Ein weiteres Problem bei schnellem Umschaltspiel ist natürlich, wenn der Gegner bereits mit einem Unentschieden zufrieden wäre und deshalb mit Mann und Maus verteidigt. Das war bereits gegen Südkorea 2018 ein Problem und Ungarn 2021 hat gezeigt, dass es immer noch akut ist.
Im Mittelfeld mit Kroos ODER Gündogan aufzulaufen mag sinnvoll sein, aber vom Spielertyp sind sie sich zu ähnlich, um mit Kroos UND Gündogan aufzulaufen. In ihren Vereinen haben sie immer einen Mitspieler an ihrer Seite, der ihnen den Rücken frei hält. In der Nationalmannschaft käme dafür wohl am ehesten Kimmich in Frage, welcher aber auf der Rechtsverteidigerposition aushelfen musste.

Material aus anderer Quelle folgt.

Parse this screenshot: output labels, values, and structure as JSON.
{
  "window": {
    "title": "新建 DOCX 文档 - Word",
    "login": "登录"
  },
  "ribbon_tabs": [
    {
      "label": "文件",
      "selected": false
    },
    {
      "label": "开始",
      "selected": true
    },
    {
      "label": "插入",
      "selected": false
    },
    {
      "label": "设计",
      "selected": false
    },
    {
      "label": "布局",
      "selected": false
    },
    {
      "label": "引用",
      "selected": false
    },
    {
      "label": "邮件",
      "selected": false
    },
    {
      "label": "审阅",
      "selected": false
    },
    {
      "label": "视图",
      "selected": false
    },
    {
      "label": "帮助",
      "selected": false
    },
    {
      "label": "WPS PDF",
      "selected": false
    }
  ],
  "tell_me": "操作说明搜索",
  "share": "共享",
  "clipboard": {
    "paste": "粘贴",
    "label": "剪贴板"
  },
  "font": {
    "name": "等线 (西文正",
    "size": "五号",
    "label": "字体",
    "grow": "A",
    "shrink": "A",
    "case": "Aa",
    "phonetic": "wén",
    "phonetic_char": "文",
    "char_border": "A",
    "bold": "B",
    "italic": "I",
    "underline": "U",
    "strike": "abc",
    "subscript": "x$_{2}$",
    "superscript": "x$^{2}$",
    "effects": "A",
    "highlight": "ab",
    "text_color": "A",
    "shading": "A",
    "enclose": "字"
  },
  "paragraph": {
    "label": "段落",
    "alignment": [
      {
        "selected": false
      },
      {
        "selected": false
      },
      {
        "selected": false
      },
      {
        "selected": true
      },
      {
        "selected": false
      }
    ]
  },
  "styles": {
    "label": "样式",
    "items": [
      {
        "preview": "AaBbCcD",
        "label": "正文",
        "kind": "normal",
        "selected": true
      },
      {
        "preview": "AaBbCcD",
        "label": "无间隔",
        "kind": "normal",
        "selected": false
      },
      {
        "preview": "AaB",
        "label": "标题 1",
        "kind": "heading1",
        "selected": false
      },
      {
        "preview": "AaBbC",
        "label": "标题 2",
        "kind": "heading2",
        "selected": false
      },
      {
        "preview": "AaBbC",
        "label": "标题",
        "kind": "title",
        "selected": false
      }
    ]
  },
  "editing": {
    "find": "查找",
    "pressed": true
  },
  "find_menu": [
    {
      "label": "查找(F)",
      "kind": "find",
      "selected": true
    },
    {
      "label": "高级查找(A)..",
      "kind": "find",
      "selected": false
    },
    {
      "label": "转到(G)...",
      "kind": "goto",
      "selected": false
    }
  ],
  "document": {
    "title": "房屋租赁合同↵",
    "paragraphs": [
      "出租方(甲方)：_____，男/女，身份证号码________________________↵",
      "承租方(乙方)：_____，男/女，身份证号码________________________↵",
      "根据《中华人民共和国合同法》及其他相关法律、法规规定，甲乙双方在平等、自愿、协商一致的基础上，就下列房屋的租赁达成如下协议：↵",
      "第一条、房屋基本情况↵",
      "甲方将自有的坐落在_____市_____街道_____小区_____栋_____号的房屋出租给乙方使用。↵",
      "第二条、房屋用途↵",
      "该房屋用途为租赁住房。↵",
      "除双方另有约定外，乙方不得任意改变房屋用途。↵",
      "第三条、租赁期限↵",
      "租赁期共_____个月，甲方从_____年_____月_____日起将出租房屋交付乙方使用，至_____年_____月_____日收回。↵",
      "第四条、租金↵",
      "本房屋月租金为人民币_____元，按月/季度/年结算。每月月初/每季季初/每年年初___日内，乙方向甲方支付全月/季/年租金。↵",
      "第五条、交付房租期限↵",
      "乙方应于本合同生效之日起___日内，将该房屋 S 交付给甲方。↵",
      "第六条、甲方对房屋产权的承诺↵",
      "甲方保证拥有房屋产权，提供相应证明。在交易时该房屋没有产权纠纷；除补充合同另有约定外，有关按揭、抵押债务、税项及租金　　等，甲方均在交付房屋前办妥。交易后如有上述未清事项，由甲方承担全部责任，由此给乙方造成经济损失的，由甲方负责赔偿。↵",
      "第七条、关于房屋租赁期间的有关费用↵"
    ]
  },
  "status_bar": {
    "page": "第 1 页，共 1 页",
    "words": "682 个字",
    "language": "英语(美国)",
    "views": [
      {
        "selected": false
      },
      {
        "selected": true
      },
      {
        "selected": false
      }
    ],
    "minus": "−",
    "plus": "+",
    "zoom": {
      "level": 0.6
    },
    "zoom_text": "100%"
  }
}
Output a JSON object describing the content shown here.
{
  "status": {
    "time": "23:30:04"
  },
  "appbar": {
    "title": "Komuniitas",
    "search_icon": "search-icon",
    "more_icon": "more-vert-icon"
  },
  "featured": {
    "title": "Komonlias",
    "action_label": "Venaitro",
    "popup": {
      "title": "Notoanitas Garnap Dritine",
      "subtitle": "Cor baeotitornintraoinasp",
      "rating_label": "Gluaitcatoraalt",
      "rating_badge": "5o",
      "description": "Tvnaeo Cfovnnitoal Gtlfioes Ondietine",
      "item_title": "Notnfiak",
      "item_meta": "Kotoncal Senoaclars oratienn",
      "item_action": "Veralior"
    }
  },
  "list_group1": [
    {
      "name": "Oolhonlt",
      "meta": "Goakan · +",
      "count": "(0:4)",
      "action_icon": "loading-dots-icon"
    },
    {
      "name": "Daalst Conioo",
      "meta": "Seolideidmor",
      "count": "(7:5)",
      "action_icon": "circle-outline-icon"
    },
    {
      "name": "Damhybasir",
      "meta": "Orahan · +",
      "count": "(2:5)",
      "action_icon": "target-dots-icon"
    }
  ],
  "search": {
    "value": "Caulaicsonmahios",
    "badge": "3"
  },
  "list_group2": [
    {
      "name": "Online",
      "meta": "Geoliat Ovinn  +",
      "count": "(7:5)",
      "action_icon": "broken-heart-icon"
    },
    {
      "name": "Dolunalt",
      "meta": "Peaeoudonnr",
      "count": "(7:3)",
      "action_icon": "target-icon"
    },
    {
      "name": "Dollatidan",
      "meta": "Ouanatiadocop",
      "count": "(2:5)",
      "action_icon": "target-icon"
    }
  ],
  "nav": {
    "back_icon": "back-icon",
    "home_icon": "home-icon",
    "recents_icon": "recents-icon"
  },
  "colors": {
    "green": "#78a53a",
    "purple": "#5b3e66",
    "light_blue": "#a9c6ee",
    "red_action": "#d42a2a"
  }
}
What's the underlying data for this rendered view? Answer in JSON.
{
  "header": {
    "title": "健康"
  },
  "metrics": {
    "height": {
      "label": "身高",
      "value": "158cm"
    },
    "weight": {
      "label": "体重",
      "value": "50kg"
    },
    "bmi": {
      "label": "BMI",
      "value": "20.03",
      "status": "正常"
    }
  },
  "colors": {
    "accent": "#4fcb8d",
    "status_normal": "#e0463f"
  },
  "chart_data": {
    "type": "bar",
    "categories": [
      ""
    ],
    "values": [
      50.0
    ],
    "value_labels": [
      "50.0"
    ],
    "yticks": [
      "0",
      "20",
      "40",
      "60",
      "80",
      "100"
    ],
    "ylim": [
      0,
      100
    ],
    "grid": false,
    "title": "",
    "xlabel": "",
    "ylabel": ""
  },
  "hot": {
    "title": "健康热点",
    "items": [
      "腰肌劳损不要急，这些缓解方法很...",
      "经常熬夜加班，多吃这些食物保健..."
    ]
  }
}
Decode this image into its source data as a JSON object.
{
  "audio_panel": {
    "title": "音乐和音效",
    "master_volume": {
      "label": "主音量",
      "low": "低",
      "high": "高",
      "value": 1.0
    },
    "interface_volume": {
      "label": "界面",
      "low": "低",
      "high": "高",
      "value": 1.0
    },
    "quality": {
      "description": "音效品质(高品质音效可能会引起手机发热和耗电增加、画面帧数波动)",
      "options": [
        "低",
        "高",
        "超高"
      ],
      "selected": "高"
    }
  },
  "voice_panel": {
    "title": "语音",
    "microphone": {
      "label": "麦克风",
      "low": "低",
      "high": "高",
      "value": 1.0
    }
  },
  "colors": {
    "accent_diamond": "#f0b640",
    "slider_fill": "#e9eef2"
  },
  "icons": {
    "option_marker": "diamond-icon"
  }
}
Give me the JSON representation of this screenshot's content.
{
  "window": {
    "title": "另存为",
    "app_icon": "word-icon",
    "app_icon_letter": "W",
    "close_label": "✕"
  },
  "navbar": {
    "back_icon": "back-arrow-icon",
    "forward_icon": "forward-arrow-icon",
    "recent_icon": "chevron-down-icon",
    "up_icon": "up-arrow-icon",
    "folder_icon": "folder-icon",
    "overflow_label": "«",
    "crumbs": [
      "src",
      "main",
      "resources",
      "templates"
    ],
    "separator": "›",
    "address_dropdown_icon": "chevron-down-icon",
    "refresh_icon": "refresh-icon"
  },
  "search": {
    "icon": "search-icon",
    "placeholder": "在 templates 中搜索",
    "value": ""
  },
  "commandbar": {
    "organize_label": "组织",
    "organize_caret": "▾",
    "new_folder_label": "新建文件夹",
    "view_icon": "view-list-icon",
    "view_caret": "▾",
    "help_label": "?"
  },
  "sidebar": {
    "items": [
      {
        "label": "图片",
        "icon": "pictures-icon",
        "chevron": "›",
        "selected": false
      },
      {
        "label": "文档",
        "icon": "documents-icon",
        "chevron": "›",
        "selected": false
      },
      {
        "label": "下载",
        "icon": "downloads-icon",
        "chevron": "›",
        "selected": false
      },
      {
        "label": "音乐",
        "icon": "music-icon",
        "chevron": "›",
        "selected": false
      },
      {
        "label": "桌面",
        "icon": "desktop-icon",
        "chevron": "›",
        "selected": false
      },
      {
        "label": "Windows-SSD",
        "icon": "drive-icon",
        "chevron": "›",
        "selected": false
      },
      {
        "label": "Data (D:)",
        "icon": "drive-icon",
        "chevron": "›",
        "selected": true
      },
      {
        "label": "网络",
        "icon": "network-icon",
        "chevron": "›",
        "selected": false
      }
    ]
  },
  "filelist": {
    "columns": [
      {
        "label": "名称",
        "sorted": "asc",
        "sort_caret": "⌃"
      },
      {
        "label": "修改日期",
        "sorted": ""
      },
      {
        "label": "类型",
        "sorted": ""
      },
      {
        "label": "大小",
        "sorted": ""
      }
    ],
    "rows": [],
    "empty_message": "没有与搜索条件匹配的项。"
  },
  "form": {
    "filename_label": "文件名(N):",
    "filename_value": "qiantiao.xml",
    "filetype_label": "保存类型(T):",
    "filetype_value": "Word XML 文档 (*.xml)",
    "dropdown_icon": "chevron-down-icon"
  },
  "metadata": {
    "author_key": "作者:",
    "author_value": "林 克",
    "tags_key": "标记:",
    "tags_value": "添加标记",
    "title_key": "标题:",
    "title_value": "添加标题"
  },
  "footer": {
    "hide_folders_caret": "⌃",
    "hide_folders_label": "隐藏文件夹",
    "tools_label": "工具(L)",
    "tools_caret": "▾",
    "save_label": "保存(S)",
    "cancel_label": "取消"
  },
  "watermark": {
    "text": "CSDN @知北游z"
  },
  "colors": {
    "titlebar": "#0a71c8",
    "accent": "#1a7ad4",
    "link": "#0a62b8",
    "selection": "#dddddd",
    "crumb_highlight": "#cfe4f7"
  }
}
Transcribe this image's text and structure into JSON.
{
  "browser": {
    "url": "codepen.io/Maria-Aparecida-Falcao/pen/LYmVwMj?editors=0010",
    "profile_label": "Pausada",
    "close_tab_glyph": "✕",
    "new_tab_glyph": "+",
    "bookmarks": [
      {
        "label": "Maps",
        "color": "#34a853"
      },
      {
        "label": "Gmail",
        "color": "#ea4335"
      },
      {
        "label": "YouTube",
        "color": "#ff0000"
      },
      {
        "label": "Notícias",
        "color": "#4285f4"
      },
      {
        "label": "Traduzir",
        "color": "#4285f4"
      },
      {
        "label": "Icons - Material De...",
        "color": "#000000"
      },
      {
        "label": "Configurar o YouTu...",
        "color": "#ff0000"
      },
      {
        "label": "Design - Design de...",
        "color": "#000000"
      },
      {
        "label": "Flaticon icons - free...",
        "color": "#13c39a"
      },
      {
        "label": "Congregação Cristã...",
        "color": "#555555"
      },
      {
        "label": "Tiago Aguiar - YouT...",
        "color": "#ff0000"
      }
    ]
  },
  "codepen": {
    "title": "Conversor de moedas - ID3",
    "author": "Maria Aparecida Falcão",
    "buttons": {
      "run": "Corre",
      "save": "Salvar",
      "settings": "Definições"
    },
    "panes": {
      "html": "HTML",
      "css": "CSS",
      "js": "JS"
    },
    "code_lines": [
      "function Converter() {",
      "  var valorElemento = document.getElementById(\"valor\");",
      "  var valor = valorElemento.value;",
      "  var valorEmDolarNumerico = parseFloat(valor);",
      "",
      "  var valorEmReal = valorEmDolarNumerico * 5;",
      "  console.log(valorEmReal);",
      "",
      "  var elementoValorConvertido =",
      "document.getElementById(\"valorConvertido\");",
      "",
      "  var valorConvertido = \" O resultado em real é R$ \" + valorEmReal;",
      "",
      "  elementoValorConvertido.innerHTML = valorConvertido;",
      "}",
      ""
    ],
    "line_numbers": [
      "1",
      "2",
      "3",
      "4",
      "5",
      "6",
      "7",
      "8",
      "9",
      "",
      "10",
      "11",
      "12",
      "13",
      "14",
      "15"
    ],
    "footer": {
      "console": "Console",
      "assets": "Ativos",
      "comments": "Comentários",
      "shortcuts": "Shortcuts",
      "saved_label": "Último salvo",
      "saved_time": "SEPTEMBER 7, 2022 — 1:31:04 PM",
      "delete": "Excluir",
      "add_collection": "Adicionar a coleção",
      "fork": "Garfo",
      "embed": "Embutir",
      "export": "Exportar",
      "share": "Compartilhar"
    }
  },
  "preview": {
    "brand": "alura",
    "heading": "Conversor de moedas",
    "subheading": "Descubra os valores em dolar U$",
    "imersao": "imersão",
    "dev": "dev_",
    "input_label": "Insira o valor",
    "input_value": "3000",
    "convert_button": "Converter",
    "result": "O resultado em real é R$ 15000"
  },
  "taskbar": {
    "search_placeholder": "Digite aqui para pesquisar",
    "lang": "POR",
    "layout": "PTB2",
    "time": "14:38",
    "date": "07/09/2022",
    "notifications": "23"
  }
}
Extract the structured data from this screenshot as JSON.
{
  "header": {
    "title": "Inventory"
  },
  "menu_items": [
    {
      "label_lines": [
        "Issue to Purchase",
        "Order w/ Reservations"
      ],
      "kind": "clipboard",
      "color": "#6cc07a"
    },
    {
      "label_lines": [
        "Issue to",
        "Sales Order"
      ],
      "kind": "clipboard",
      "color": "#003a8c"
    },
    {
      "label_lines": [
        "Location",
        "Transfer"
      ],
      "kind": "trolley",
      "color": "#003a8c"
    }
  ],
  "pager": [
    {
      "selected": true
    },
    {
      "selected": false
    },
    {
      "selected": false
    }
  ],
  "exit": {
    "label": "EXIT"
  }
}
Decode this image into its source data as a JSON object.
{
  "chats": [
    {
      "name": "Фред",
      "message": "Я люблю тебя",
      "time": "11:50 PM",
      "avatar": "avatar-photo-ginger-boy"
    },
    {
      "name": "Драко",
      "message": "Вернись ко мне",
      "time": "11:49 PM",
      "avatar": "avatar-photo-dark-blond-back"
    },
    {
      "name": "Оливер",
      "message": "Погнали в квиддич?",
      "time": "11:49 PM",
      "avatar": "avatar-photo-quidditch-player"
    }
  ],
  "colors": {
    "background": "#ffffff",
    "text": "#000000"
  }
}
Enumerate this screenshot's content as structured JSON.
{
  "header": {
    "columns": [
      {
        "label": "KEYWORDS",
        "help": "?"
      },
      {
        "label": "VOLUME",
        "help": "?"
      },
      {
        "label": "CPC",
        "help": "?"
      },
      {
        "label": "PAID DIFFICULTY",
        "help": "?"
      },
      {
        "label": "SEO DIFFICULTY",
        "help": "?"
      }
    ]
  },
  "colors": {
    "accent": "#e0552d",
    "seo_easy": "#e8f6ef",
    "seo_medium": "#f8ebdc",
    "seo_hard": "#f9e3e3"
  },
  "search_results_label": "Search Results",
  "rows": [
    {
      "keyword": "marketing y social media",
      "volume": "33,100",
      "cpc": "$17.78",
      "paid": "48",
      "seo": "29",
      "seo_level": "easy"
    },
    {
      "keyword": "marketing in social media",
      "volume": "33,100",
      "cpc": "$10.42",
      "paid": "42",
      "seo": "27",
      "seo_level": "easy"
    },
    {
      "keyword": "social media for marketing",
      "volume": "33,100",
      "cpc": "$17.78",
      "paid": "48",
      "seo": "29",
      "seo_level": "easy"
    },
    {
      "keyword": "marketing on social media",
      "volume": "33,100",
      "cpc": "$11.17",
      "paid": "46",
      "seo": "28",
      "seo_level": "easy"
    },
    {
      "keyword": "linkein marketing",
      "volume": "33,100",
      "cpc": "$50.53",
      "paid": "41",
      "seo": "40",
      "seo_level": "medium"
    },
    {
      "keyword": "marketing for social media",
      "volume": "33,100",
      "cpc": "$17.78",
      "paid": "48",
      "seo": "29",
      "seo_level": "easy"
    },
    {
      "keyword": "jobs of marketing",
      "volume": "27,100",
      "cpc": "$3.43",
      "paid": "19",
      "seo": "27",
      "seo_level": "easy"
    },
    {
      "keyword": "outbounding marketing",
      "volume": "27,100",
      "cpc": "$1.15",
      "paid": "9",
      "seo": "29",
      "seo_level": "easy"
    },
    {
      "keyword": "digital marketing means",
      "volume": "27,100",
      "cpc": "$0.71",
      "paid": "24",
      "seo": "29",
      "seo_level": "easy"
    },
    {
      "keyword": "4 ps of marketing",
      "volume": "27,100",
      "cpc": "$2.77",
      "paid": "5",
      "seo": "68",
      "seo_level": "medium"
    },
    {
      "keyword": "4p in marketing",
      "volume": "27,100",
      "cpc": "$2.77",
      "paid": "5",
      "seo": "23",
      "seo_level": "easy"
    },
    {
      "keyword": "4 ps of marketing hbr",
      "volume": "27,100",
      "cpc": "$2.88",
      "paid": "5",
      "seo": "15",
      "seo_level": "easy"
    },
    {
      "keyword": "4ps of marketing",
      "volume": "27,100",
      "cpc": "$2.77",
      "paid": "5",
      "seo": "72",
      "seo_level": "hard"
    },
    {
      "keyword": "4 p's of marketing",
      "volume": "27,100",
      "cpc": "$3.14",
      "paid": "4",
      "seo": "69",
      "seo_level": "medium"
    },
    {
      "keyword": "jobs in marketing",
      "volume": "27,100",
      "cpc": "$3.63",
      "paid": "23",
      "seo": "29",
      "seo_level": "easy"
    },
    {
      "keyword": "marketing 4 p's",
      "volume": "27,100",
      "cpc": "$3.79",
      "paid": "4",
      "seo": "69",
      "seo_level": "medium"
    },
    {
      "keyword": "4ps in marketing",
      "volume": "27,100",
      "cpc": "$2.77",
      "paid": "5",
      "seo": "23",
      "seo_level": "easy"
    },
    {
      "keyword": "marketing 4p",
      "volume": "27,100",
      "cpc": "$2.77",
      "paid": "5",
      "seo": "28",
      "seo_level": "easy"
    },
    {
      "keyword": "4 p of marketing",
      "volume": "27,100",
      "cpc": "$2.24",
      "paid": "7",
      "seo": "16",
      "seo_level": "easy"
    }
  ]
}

Dass man mit den beiden zusammen eine gewisse Defensivschwäche in die Zentrale bringt, konnte man bereits vor dem Turnier erkennen.
Insgesamt habe ich einfach den Eindruck, dass Löw von den Entwicklungen im Fußball einfach überholt wurde und sich auch einfach abgenutzt hat, was nach 17 Jahren beim DFB wenig verwundern dürfte.
*Beim Thema Mittelstürmer kann man auch noch den DFB und seine Nachwuchsleistungszentren mit in die Verantwortung nehmen. Der klassische Mittelstürmer wurde in der Vergangenheit zwar bereits totgesagt, doch ist diese Position immer noch existent. Das Problem in den Nachwuchsleistungszentren ist aber, dass die vor etlichen Jahren ein paar Kids aussortiert haben, die nicht in das gefragte System gepasst haben, aber vielleicht einen passablen Mittelstürmer abgegeben hätten.